I make at least two batches and store them in the freezer. Perfect for a quick weeknight dinner or when that unexpected flu hits and all you want is SOUP! This Chicken Stock is stocked with it’s own chicken. I shred the chicken that was used to make the stock, that way all I have to do is add a few vegetables and noodles!
I put everything in the pot just like I got it from the grocery store. I DON’T PEEL ANYTHING! 🙂
- 1 whole chicken (about 3-1/2 pounds)
- 2 carrots, cut in large chunks
- 3 celery stalks, cut in large chunks
- 2 large white onions, cut in half
- 1 head garlic
- 1 turnip, halved
- 1/4 bunch fresh thyme
- 2 bay leaves
- 1 teaspoon whole black peppercorns
- 1 tablespoon salt
- Place the chicken and vegetables in a large stockpot over medium heat.
- Pour in only enough cold water to cover.
- Toss in the thyme, bay leaves, and peppercorns, and allow it to slowly come to a boil.
- Lower the heat to medium low and gently simmer for 1 to 1-1/2 hours, partially covered, until the chicken is done.
- As it cooks, skim any impurities that rise to the surface; add a little more water if necessary to keep the chicken covered while simmering.
- Carefully remove the chicken to a cutting board. When its cool enough to handle, discard the skin and bones; shred the meat.
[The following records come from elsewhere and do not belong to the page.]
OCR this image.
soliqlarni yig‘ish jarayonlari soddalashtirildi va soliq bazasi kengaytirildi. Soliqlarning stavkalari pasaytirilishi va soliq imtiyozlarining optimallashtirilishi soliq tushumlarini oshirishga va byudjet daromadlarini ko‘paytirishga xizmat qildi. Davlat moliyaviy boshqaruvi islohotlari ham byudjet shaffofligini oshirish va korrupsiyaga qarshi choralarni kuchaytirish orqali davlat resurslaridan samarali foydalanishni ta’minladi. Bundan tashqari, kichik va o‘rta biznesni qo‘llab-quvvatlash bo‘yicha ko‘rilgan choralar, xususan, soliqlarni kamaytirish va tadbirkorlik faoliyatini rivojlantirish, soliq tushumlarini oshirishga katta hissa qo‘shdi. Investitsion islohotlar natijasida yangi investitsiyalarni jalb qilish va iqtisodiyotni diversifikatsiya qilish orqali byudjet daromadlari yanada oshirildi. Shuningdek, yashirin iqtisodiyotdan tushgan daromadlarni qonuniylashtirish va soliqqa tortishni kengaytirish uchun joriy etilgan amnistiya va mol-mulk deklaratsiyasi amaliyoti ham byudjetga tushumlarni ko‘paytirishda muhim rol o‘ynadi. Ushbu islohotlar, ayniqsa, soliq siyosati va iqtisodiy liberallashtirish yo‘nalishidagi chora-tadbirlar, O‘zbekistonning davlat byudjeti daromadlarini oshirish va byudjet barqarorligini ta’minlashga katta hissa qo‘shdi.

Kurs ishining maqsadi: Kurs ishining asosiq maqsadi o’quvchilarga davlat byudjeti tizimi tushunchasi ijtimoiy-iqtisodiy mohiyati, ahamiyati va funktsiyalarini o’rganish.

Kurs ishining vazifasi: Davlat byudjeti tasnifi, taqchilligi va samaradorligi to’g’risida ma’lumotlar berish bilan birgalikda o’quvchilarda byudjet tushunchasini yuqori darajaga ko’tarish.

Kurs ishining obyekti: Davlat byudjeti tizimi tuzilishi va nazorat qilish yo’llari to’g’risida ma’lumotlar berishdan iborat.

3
Optional: You can either store the chicken in a separate container to use in another recipe or place the shredded chicken in with the stock.
- Carefully strain the stock through a fine sieve into another pot to remove the vegetable solids. !TIP: If you want a thicker soup, take some of the vegetables from the stock, peel, puree them and add back to the stock.
- Cover and refrigerate for up to one week or freeze.